Cook in two separate pots in a solar oven, if your oven only has enough room for one pot, prep separately and then combine ingredients and cook in one pot.
- 1.5 lbs Baby Dutch Yellow Potatoes, quartered
- 4 links Chicken Sausage, cut into wheels
- 1 tbsp Olive Oil
- 1 tbsp Curry Powder
- 1 tsp Black Pepper
- 1 tbsp Sea Salt
- 1/2 tsp Cayenne Pepper
- 1 lbs Brussels Sprouts, peeled and halved
- 1 White Onion, chopped
- 2 tbsp Balsalmic Vinegar
- 1 tsp Black Pepper
- 1 tsp Sea Salt
Combine quartered potatoes, sausage, seasonings and oil into cooking pot, and mix. *this is lightly seasoned, if you prefer heavy seasoning, add more salt, pepper, and cayenne.
Combine brussels sprouts, onion, vinegar and seasoning in cooking pot
Position solar oven in a safe and sunny spot. Place potato and brussels sprouts cooking pot in oven, and place lids on pots. Seal oven (if applicable) and begin cooking.
Leave in sun for 3-4 hours (based on intensity of light). Carefully check to ensure food is thoroughly cooked by poking the biggest potato with a fork.
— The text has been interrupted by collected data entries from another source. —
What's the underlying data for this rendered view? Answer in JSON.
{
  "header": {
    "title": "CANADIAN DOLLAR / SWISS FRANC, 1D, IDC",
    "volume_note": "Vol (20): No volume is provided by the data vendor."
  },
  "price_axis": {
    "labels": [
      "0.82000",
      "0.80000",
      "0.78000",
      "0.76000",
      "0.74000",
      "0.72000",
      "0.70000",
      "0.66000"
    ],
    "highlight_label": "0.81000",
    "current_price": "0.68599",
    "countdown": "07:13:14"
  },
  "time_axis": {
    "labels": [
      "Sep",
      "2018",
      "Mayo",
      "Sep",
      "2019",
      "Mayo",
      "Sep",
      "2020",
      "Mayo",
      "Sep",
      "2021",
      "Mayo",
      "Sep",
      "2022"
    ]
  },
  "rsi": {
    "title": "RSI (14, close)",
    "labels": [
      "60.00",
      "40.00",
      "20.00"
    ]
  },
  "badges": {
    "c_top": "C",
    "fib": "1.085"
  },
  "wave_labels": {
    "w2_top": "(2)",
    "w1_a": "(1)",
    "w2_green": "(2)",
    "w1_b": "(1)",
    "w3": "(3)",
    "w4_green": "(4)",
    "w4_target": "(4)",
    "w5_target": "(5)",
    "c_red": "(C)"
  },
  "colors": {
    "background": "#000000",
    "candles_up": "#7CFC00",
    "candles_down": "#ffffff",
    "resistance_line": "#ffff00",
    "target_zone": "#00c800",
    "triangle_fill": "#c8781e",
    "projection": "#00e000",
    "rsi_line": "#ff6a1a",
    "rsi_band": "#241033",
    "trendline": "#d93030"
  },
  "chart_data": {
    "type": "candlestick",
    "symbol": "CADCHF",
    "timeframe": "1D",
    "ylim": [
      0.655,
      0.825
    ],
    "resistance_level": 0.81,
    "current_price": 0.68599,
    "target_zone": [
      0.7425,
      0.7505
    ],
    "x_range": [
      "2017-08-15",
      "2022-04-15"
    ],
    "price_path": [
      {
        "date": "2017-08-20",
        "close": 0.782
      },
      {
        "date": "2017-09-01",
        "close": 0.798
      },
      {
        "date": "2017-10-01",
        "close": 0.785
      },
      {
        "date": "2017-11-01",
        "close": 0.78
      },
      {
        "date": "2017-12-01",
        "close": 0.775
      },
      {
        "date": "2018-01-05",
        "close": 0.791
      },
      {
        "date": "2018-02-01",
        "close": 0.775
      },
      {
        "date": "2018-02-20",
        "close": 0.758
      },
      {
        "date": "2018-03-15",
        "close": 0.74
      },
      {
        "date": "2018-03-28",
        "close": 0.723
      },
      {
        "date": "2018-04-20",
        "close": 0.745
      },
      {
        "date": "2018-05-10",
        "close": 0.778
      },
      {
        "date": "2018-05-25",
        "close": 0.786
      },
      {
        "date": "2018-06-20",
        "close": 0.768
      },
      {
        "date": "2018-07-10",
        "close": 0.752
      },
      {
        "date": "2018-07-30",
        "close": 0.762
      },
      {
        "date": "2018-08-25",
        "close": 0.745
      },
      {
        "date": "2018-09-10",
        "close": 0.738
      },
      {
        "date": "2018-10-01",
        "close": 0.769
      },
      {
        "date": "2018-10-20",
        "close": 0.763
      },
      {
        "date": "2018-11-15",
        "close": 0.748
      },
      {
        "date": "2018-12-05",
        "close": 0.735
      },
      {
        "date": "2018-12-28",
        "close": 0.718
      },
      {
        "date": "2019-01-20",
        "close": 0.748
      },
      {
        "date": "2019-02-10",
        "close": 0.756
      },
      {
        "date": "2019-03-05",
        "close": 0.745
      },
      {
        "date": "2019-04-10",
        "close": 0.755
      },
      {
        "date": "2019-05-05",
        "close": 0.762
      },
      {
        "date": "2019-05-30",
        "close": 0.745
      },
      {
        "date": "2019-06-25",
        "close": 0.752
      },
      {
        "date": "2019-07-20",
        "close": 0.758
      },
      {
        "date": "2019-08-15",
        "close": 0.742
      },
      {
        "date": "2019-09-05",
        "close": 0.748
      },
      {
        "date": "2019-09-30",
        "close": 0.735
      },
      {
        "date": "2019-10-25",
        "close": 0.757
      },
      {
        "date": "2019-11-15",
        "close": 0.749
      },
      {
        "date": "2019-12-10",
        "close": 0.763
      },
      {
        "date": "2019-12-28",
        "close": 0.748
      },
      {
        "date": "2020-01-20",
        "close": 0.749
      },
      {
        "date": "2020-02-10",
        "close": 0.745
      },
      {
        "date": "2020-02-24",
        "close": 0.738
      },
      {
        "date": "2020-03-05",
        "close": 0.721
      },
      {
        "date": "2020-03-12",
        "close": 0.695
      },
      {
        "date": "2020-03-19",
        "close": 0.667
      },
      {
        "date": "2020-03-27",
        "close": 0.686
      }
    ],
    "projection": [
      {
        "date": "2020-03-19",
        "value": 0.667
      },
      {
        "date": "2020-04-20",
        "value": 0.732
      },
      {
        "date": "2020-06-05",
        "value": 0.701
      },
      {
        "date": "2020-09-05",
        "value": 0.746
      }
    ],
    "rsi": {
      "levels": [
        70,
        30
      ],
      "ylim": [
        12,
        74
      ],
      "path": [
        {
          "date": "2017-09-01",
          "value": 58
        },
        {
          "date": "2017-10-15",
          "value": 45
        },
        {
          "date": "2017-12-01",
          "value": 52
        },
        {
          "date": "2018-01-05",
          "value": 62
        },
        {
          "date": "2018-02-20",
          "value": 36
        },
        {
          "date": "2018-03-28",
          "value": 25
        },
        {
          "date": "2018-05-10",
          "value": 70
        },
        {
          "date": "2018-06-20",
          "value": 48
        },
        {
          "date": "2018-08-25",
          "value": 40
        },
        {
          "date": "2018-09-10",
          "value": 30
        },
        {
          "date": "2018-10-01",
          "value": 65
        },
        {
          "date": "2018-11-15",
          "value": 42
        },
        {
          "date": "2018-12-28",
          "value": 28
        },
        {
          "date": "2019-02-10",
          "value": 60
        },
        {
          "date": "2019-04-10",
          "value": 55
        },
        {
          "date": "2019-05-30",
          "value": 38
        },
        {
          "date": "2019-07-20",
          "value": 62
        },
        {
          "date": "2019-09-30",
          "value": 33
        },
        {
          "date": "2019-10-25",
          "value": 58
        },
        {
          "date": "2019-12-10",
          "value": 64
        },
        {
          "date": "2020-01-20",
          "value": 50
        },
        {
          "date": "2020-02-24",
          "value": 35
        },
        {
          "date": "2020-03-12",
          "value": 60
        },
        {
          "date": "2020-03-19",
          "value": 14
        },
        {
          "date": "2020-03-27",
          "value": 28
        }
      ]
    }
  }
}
If the blades of the fork easily slide through potato, the food is ready. If the potato is tough and difficult to puncture, continue cooking.
When food is ready, dish onto plates or serving dishes and enjoy! Remember to always be careful when opening and closing the solar oven, as temperatures inside will be hot, just like a conventional oven.
If you only have enough room for one pot inside your solar oven, prep ingredients (as explained in instructions) and then combine into ONE pot for the cooking process.